Three weeks before the election, The New York Times reproduced the British Guardian's mock-up of Clegg's face on the famous Obama/Hope poster and claimed that Clegg's party represents a "genuine threat" to politics-as-we-know-it in the UK. The paper listed five similarities between Clegg and Obama, bowing to claims in the British media that Clegg is the "new Obama" who could overhaul "the old politics."
We now know that there is one important difference between Obama and Clegg: Obama won a clear mandate from the American people, whereas Clegg got the backing of a measly 15 percent of all eligible British voters.
On April 29, The Los Angeles Times gushed over Clegg as if he were a rock star. Britain has gone "Clegg crazy," it claimed. Clegg was "a comet that no one had predicted would burn so bright" and he might "alter the character of British politics forever." There must be red faces in L.A. today. Clegg turned out to be more of an asteroid than a comet, crashing down to Earth (but not leaving a very big dent.)
It's worth spelling out just how wrong these underpants-wetting reports were. Far from leading a voters' revolution, the Liberal Democrats lost seats under Clegg's tenure. They won 61 in the 2005 election, when Charles Kennedy was their leader, and 57 last week, with Clegg as their leader. The Lib Dems won 23 percent of all votes cast on Thursday, and because of the low voter turnout (which was just 65 percent) this means they won the support of only 15 percent of all British adults eligible to vote. They remain the third party, very much a minority force.
And far from smashing the "old politics," Clegg has now entered into a coalition with the right-wing Conservative Party, which has agreed to make him deputy prime minister. In return for this privilege, Clegg agreed to ditch what The Nation and others hailed as his "progressive" policies, including his plan for a "mansion tax" on properties costing more than £2 million, his opposition to Britain's Trident nuclear-missile system, and his opposition to a cap on immigration from outside the European Union.

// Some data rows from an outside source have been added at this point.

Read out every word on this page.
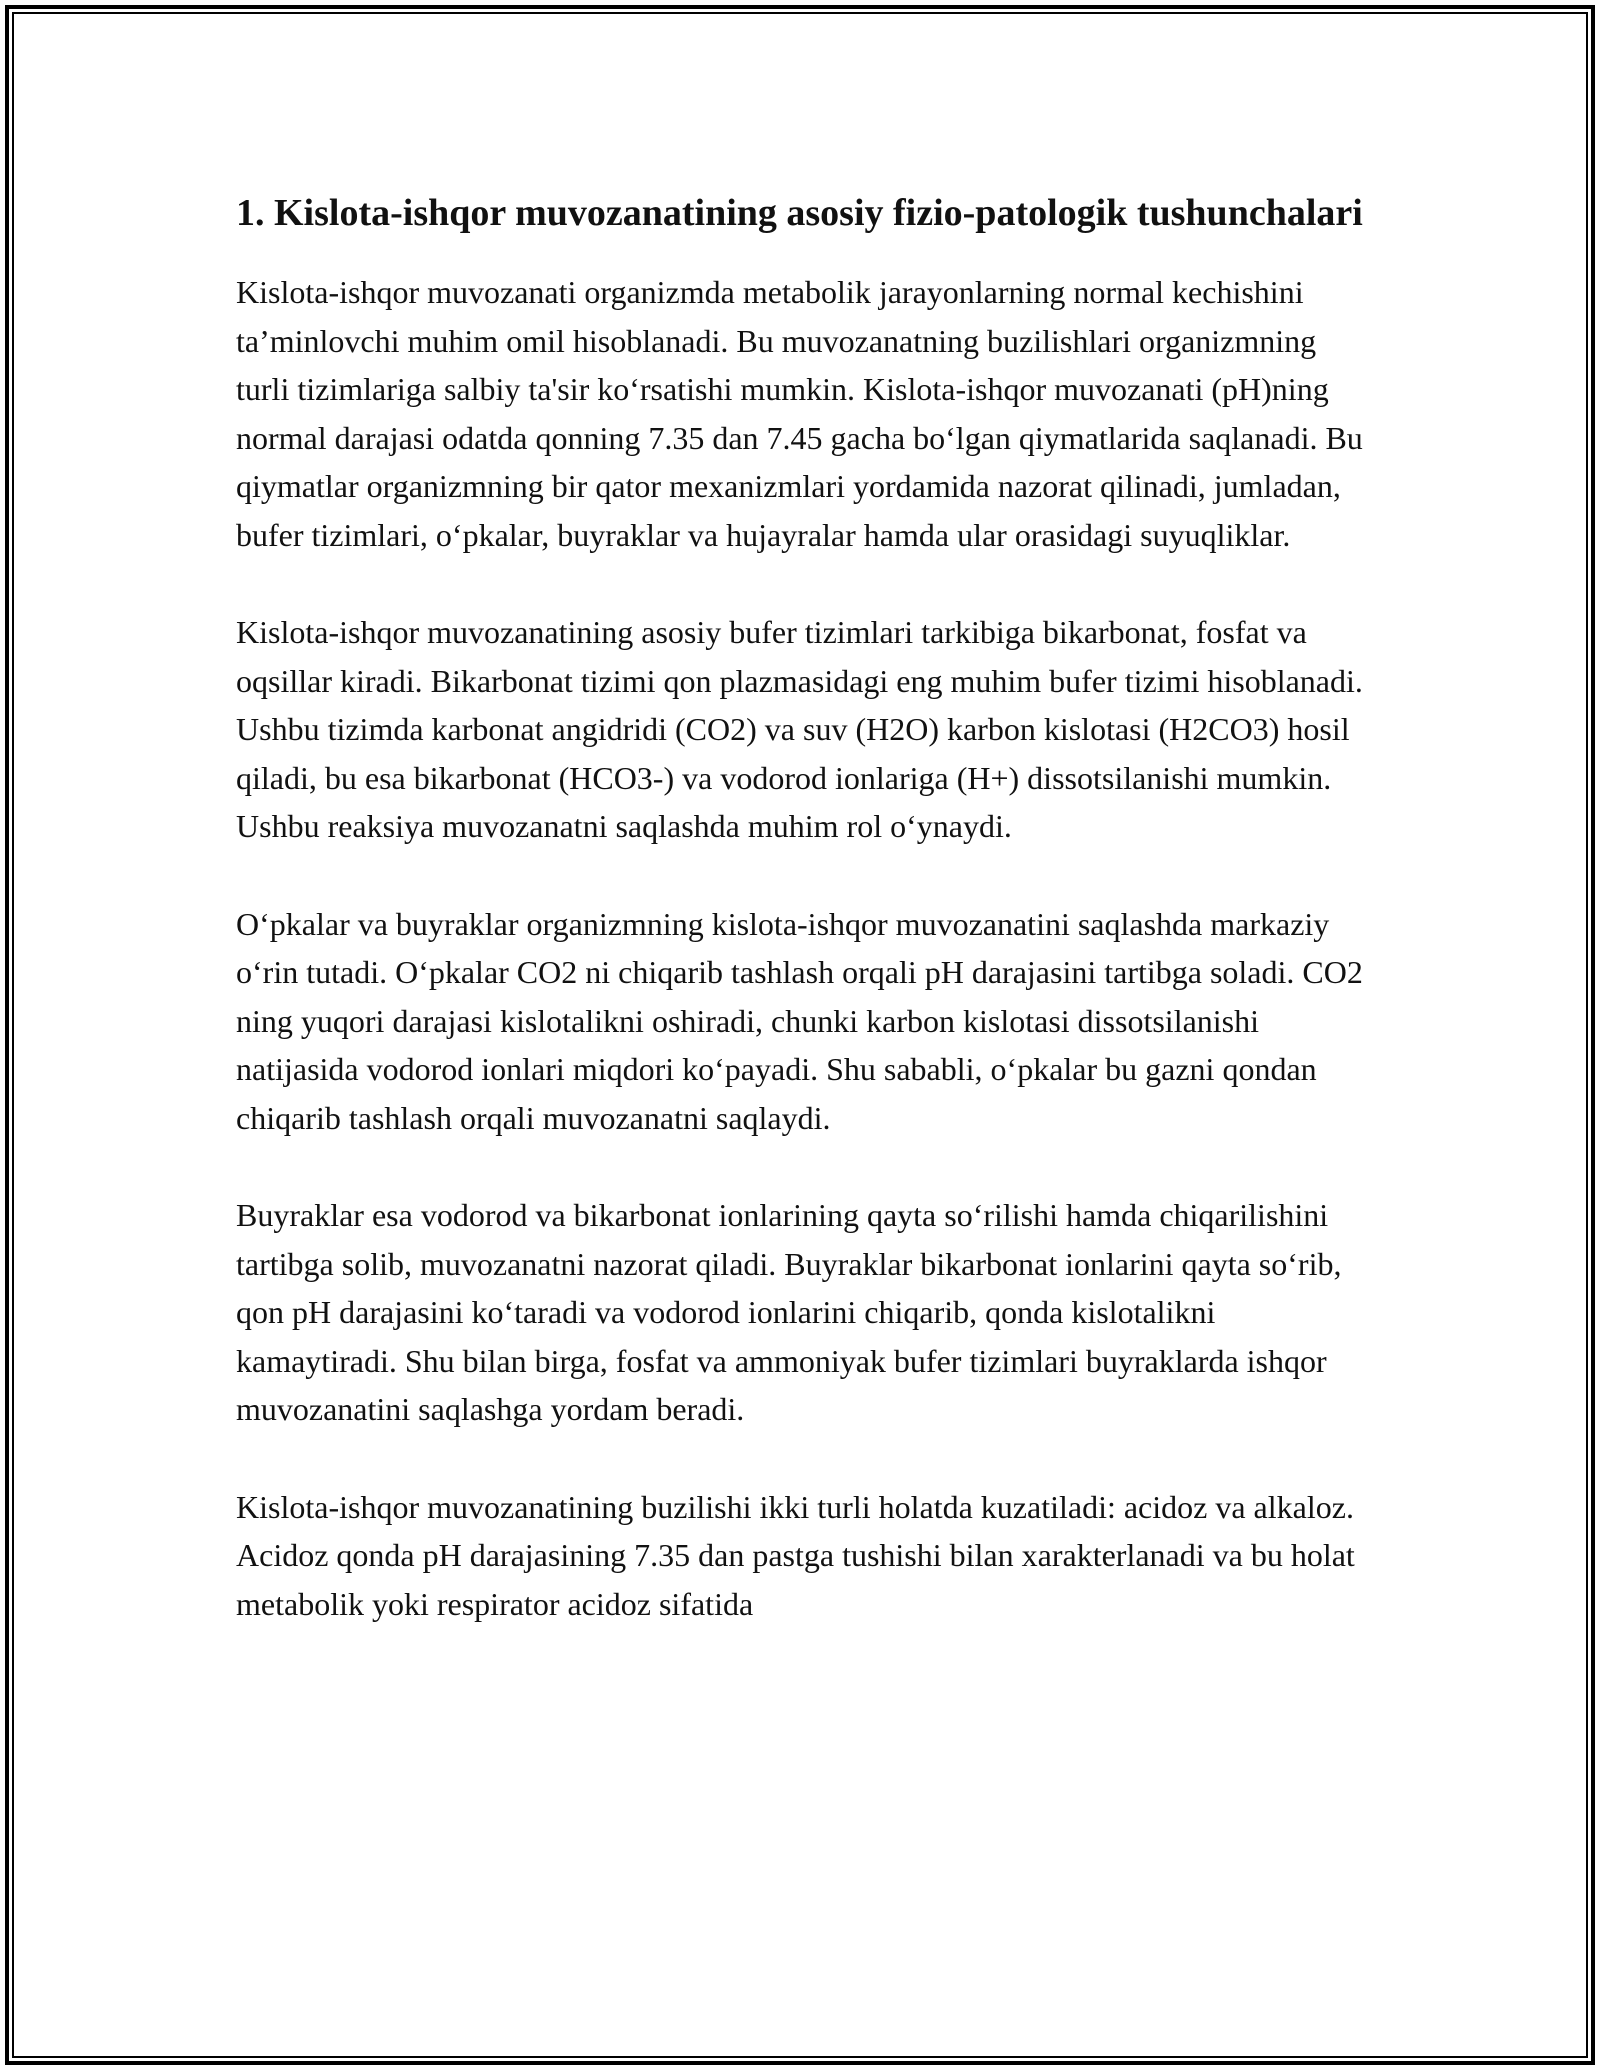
1. Kislota-ishqor muvozanatining asosiy fizio-patologik tushunchalari

Kislota-ishqor muvozanati organizmda metabolik jarayonlarning normal kechishini ta’minlovchi muhim omil hisoblanadi. Bu muvozanatning buzilishlari organizmning turli tizimlariga salbiy ta'sir ko‘rsatishi mumkin. Kislota-ishqor muvozanati (pH)ning normal darajasi odatda qonning 7.35 dan 7.45 gacha bo‘lgan qiymatlarida saqlanadi. Bu qiymatlar organizmning bir qator mexanizmlari yordamida nazorat qilinadi, jumladan, bufer tizimlari, o‘pkalar, buyraklar va hujayralar hamda ular orasidagi suyuqliklar.

Kislota-ishqor muvozanatining asosiy bufer tizimlari tarkibiga bikarbonat, fosfat va oqsillar kiradi. Bikarbonat tizimi qon plazmasidagi eng muhim bufer tizimi hisoblanadi. Ushbu tizimda karbonat angidridi (CO2) va suv (H2O) karbon kislotasi (H2CO3) hosil qiladi, bu esa bikarbonat (HCO3-) va vodorod ionlariga (H+) dissotsilanishi mumkin. Ushbu reaksiya muvozanatni saqlashda muhim rol o‘ynaydi.

O‘pkalar va buyraklar organizmning kislota-ishqor muvozanatini saqlashda markaziy o‘rin tutadi. O‘pkalar CO2 ni chiqarib tashlash orqali pH darajasini tartibga soladi. CO2 ning yuqori darajasi kislotalikni oshiradi, chunki karbon kislotasi dissotsilanishi natijasida vodorod ionlari miqdori ko‘payadi. Shu sababli, o‘pkalar bu gazni qondan chiqarib tashlash orqali muvozanatni saqlaydi.

Buyraklar esa vodorod va bikarbonat ionlarining qayta so‘rilishi hamda chiqarilishini tartibga solib, muvozanatni nazorat qiladi. Buyraklar bikarbonat ionlarini qayta so‘rib, qon pH darajasini ko‘taradi va vodorod ionlarini chiqarib, qonda kislotalikni kamaytiradi. Shu bilan birga, fosfat va ammoniyak bufer tizimlari buyraklarda ishqor muvozanatini saqlashga yordam beradi.

Kislota-ishqor muvozanatining buzilishi ikki turli holatda kuzatiladi: acidoz va alkaloz. Acidoz qonda pH darajasining 7.35 dan pastga tushishi bilan xarakterlanadi va bu holat metabolik yoki respirator acidoz sifatida
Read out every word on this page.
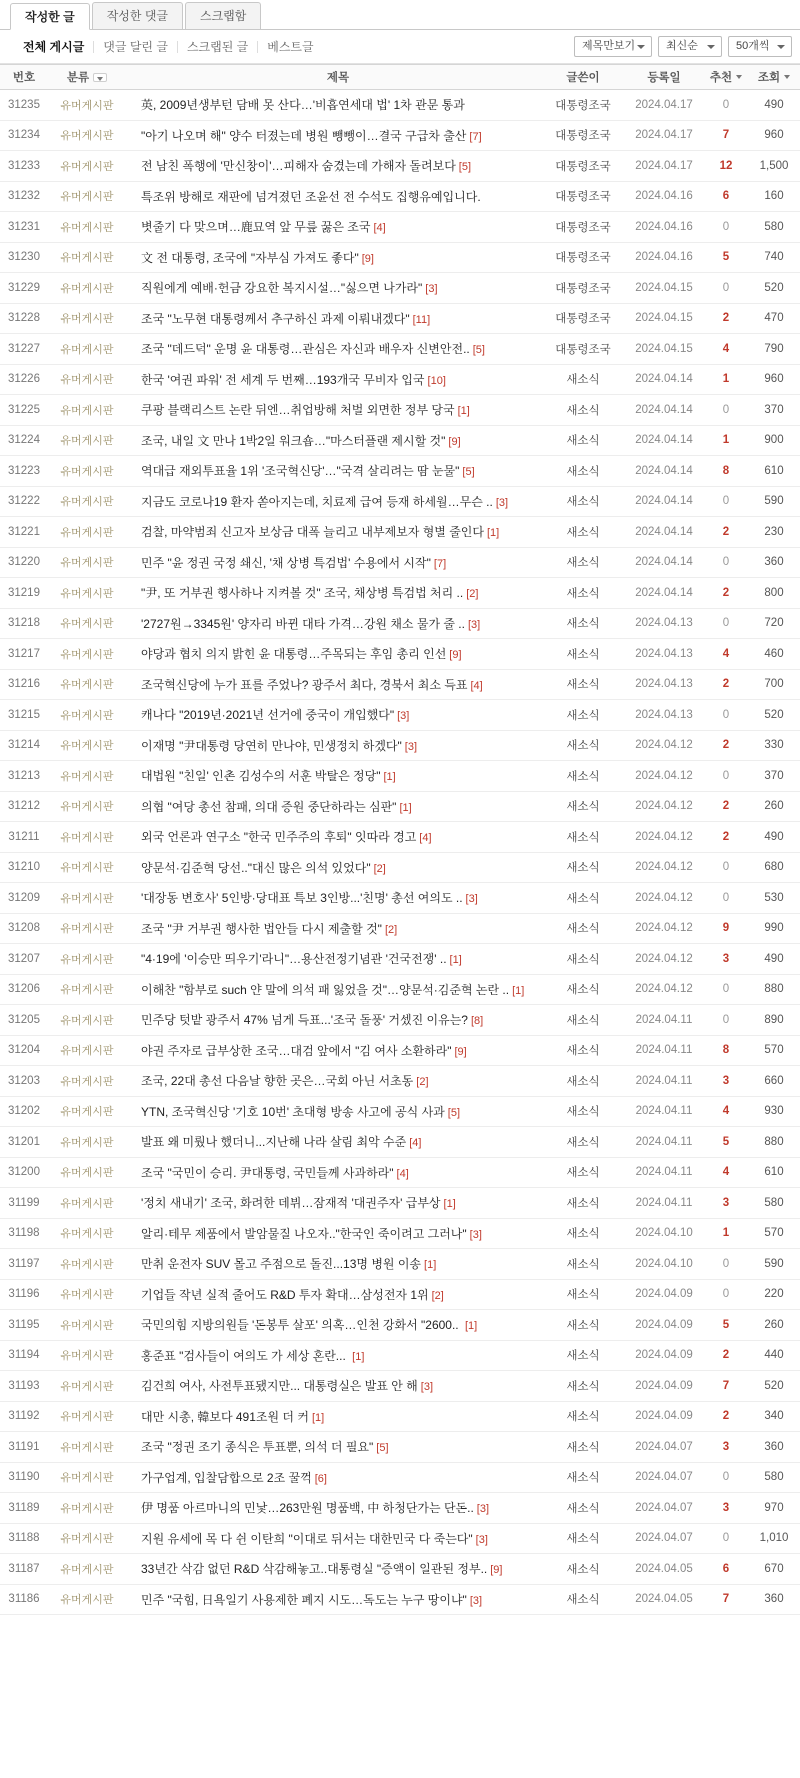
작성한 글	작성한 댓글	스크랩함
전체 게시글	댓글 달린 글	스크랩된 글	베스트글	제목만보기	최신순	50개씩
번호	분류	제목	글쓴이	등록일	추천	조회

31235	유머게시판	英, 2009년생부턴 담배 못 산다…'비흡연세대 법' 1차 관문 통과	대통령조국	2024.04.17	0	490
31234	유머게시판	"아기 나오며 해" 양수 터졌는데 병원 뺑뺑이…결국 구급차 출산 [7]	대통령조국	2024.04.17	7	960
31233	유머게시판	전 남친 폭행에 '만신창이'…피해자 숨겼는데 가해자 돌려보다 [5]	대통령조국	2024.04.17	12	1,500
31232	유머게시판	특조위 방해로 재판에 넘겨졌던 조윤선 전 수석도 집행유예입니다.	대통령조국	2024.04.16	6	160
31231	유머게시판	볏줄기 다 맞으며…鹿묘역 앞 무릎 꿇은 조국 [4]	대통령조국	2024.04.16	0	580
31230	유머게시판	文 전 대통령, 조국에 "자부심 가져도 좋다" [9]	대통령조국	2024.04.16	5	740
31229	유머게시판	직원에게 예배·헌금 강요한 복지시설…"싫으면 나가라" [3]	대통령조국	2024.04.15	0	520
31228	유머게시판	조국 "노무현 대통령께서 추구하신 과제 이뤄내겠다" [11]	대통령조국	2024.04.15	2	470
31227	유머게시판	조국 "데드덕" 운명 윤 대통령…관심은 자신과 배우자 신변안전.. [5]	대통령조국	2024.04.15	4	790
31226	유머게시판	한국 '여권 파워' 전 세계 두 번째…193개국 무비자 입국 [10]	새소식	2024.04.14	1	960
31225	유머게시판	쿠팡 블랙리스트 논란 뒤엔…취업방해 처벌 외면한 정부 당국 [1]	새소식	2024.04.14	0	370
31224	유머게시판	조국, 내일 文 만나 1박2일 워크숍…"마스터플랜 제시할 것" [9]	새소식	2024.04.14	1	900
31223	유머게시판	역대급 재외투표율 1위 '조국혁신당'…"국격 살리려는 땀 눈물" [5]	새소식	2024.04.14	8	610
31222	유머게시판	지금도 코로나19 환자 쏟아지는데, 치료제 급여 등재 하세월…무슨 .. [3]	새소식	2024.04.14	0	590
31221	유머게시판	검찰, 마약범죄 신고자 보상금 대폭 늘리고 내부제보자 형별 줄인다 [1]	새소식	2024.04.14	2	230
31220	유머게시판	민주 "윤 정권 국정 쇄신, '채 상병 특검법' 수용에서 시작" [7]	새소식	2024.04.14	0	360
31219	유머게시판	"尹, 또 거부권 행사하나 지켜볼 것" 조국, 채상병 특검법 처리 .. [2]	새소식	2024.04.14	2	800
31218	유머게시판	'2727원→3345원' 양자리 바뀐 대타 가격…강원 채소 물가 줄 .. [3]	새소식	2024.04.13	0	720
31217	유머게시판	야당과 협치 의지 밝힌 윤 대통령…주목되는 후임 총리 인선 [9]	새소식	2024.04.13	4	460
31216	유머게시판	조국혁신당에 누가 표를 주었나? 광주서 최다, 경북서 최소 득표 [4]	새소식	2024.04.13	2	700
31215	유머게시판	캐나다 "2019년·2021년 선거에 중국이 개입했다" [3]	새소식	2024.04.13	0	520
31214	유머게시판	이재명 "尹대통령 당연히 만나야, 민생정치 하겠다" [3]	새소식	2024.04.12	2	330
31213	유머게시판	대법원 "친일' 인촌 김성수의 서훈 박탈은 정당" [1]	새소식	2024.04.12	0	370
31212	유머게시판	의협 "여당 총선 참패, 의대 증원 중단하라는 심판" [1]	새소식	2024.04.12	2	260
31211	유머게시판	외국 언론과 연구소 "한국 민주주의 후퇴" 잇따라 경고 [4]	새소식	2024.04.12	2	490
31210	유머게시판	양문석·김준혁 당선.."대신 많은 의석 있었다" [2]	새소식	2024.04.12	0	680
31209	유머게시판	'대장동 변호사' 5인방·당대표 특보 3인방...'친명' 총선 여의도 .. [3]	새소식	2024.04.12	0	530
31208	유머게시판	조국 "尹 거부권 행사한 법안들 다시 제출할 것" [2]	새소식	2024.04.12	9	990
31207	유머게시판	"4·19에 '이승만 띄우기'라니"…용산전정기념관 '건국전쟁' .. [1]	새소식	2024.04.12	3	490
31206	유머게시판	이해찬 "함부로 such 얀 말에 의석 패 잃었을 것"…양문석·김준혁 논란 .. [1]	새소식	2024.04.12	0	880
31205	유머게시판	민주당 텃밭 광주서 47% 넘게 득표...'조국 돌풍' 거셌진 이유는? [8]	새소식	2024.04.11	0	890
31204	유머게시판	야권 주자로 급부상한 조국…대검 앞에서 "김 여사 소환하라" [9]	새소식	2024.04.11	8	570
31203	유머게시판	조국, 22대 총선 다음날 향한 곳은…국회 아닌 서초동 [2]	새소식	2024.04.11	3	660
31202	유머게시판	YTN, 조국혁신당 '기호 10번' 초대형 방송 사고에 공식 사과 [5]	새소식	2024.04.11	4	930
31201	유머게시판	발표 왜 미뤘나 했더니...지난해 나라 살림 최악 수준 [4]	새소식	2024.04.11	5	880
31200	유머게시판	조국 "국민이 승리. 尹대통령, 국민들께 사과하라" [4]	새소식	2024.04.11	4	610
31199	유머게시판	'정치 새내기' 조국, 화려한 데뷔…잠재적 '대권주자' 급부상 [1]	새소식	2024.04.11	3	580
31198	유머게시판	알리·테무 제품에서 발암물질 나오자.."한국인 죽이려고 그러나" [3]	새소식	2024.04.10	1	570
31197	유머게시판	만취 운전자 SUV 몰고 주점으로 돌진...13명 병원 이송 [1]	새소식	2024.04.10	0	590
31196	유머게시판	기업들 작년 실적 줄어도 R&D 투자 확대…삼성전자 1위 [2]	새소식	2024.04.09	0	220
31195	유머게시판	국민의힘 지방의원들 '돈봉투 살포' 의혹…인천 강화서 "2600.. [1]	새소식	2024.04.09	5	260
31194	유머게시판	홍준표 "검사들이 여의도 가 세상 혼란... [1]	새소식	2024.04.09	2	440
31193	유머게시판	김건희 여사, 사전투표됐지만... 대통령실은 발표 안 해 [3]	새소식	2024.04.09	7	520
31192	유머게시판	대만 시총, 韓보다 491조원 더 커 [1]	새소식	2024.04.09	2	340
31191	유머게시판	조국 "정권 조기 종식은 투표뿐, 의석 더 필요" [5]	새소식	2024.04.07	3	360
31190	유머게시판	가구업계, 입찰담합으로 2조 꿀꺽 [6]	새소식	2024.04.07	0	580
31189	유머게시판	伊 명품 아르마니의 민낯…263만원 명품백, 中 하청단가는 단돈.. [3]	새소식	2024.04.07	3	970
31188	유머게시판	지원 유세에 목 다 쉰 이탄희 "이대로 뒤서는 대한민국 다 죽는다" [3]	새소식	2024.04.07	0	1,010
31187	유머게시판	33년간 삭감 없던 R&D 삭감해놓고..대통령실 "증액이 일관된 정부.. [9]	새소식	2024.04.05	6	670
31186	유머게시판	민주 "국힘, 日욕일기 사용제한 폐지 시도…독도는 누구 땅이냐" [3]	새소식	2024.04.05	7	360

It is not Clegg's electoral clout that has elevated him to the position of deputy prime minister in a Conservative administration—rather it is the weakness of the other two parties. Labour lost 91 seats last Thursday, taking them to 258. And while the Conservatives won an extra 97, taking them up to 306, that was not enough to pass the threshold required to form a majority government (which stands at 326 seats.) And so, by default, Clegg, the not-very-popular leader of a minority party, wielded king-making powers. He did the political equivalent of a striptease to try to entice one of the two morally-exhausted big parties to bring him and some of his friends into government, finally managing to win over the Conservatives. Progressive? Yeah, right.
How did American observers get it so wrong? I call it the Richard Curtis Effect—what happens when you allow your view of Britain to be determined by the outpourings of Britain's middle-class liberal elite.
Just as Richard Curtis's execrable films—from Notting Hill to Love, Actually—have convinced some Americans that Britain is always covered in snow and is packed with posh white people with floppy hair who say "fuck" all the time (and no blacks at all), so the British liberal media's Clegg-obsessed coverage of the election made some Americans think that normal, everyday Brits were enamoured by Clegg, too. But we weren't.
Cleggmania was a pathological condition amongst Britain's leading liberal commentators, who hate the "tribalism" of the old two-party system and who long for someone nice, charming, and polite (like Clegg!) to push forward a new, more agreeable and more sedate form of politics. They anointed Clegg their Messiah—and their colleagues in the U.S. fell into line, drank the Clegg-flavoured Kool Aid, and didn't think to ask ordinary Britons what they actually thought. If they had, they might have discovered that we thought: "Clegg? Whatever."
Brendan O'Neill is editor of spiked in London.